I don't think your MIL is "carrying on". I think she has really listened to you and is struggling to understand your point of view. She thinks you feel this way because you are accusing her husband, rather than it just being something you don't like. I think you need to have more of a conversation about it so that it clears the air around anyone suggesting any wrong doing towards your husband or your son. It isn't about her husband/your FIL, it is about your preferences as parents and your husbands preferences when he was a child.
My son loves showering with his dad, but your DH clearly didn't - horses for courses!
If my son really wanted to shower with his grand father I wouldn't forbid it, but it would have to be at my sons request rather than the other way around. I don't want to hide nakedness from my kids but I don't want to force it on them either. I was always naked as a child and frequently invaded the "personal space" of extended family as I just didn't see why people would be uncomfortable with it, but that's me - my husband is the complete opposite!
At the end of the day it comes down to personal preference and what you are comfortable with.

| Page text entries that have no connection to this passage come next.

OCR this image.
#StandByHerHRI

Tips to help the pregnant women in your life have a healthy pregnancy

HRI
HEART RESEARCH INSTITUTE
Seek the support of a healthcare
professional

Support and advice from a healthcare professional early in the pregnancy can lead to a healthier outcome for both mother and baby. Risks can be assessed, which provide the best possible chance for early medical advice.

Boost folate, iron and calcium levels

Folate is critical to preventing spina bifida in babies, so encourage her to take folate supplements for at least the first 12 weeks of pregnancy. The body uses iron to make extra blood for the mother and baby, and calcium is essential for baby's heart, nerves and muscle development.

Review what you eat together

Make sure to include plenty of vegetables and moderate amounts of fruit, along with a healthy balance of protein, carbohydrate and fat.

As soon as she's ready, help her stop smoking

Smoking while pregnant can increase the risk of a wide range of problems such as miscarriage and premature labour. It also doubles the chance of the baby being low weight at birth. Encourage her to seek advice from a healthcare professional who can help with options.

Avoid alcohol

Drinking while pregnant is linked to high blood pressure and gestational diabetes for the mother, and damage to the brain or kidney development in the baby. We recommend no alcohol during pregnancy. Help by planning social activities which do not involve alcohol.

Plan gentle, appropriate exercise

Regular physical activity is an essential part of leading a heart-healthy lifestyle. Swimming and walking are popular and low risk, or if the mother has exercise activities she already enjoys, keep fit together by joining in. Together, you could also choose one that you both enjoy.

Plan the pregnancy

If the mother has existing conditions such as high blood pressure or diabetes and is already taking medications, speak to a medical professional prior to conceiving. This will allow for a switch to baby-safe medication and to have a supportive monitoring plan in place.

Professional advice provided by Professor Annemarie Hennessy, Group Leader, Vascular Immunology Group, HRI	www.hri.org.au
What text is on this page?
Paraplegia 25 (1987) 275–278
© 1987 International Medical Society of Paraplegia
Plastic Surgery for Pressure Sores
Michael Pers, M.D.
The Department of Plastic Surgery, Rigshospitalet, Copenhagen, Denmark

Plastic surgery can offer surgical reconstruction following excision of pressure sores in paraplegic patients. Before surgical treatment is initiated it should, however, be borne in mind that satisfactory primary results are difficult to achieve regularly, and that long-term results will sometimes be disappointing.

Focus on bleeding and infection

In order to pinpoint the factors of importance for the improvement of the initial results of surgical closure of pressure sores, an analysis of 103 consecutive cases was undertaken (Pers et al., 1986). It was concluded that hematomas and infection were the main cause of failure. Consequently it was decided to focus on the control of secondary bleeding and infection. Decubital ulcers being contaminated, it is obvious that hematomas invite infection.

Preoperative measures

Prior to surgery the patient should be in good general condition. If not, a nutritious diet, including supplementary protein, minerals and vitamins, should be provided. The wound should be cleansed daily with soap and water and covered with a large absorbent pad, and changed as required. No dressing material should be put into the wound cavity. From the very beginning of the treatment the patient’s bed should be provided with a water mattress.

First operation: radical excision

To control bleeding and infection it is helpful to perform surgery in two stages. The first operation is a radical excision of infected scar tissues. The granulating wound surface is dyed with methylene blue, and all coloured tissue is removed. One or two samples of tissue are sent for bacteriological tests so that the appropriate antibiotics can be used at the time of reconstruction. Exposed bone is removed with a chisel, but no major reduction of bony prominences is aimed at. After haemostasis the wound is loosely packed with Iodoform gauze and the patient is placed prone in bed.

I do think you need to do some work on clearing the air with your MIL and FIL as this is a very sensitive topic (as it is very easy for people to quickly head towards pedophilea etc, which I don't think is what you are suggesting your FIL is). As you have just moved to their state they probably aren't super close to you as a family and it will take work and a lot of mutual understand to get familiar with each other's preferences.
Now that you have said something it shouldn't happen again, but it would be a shame for a difference in parenting preferences (which is how I am taking your OP) to get in the way if developing a close relationship with your inlaws.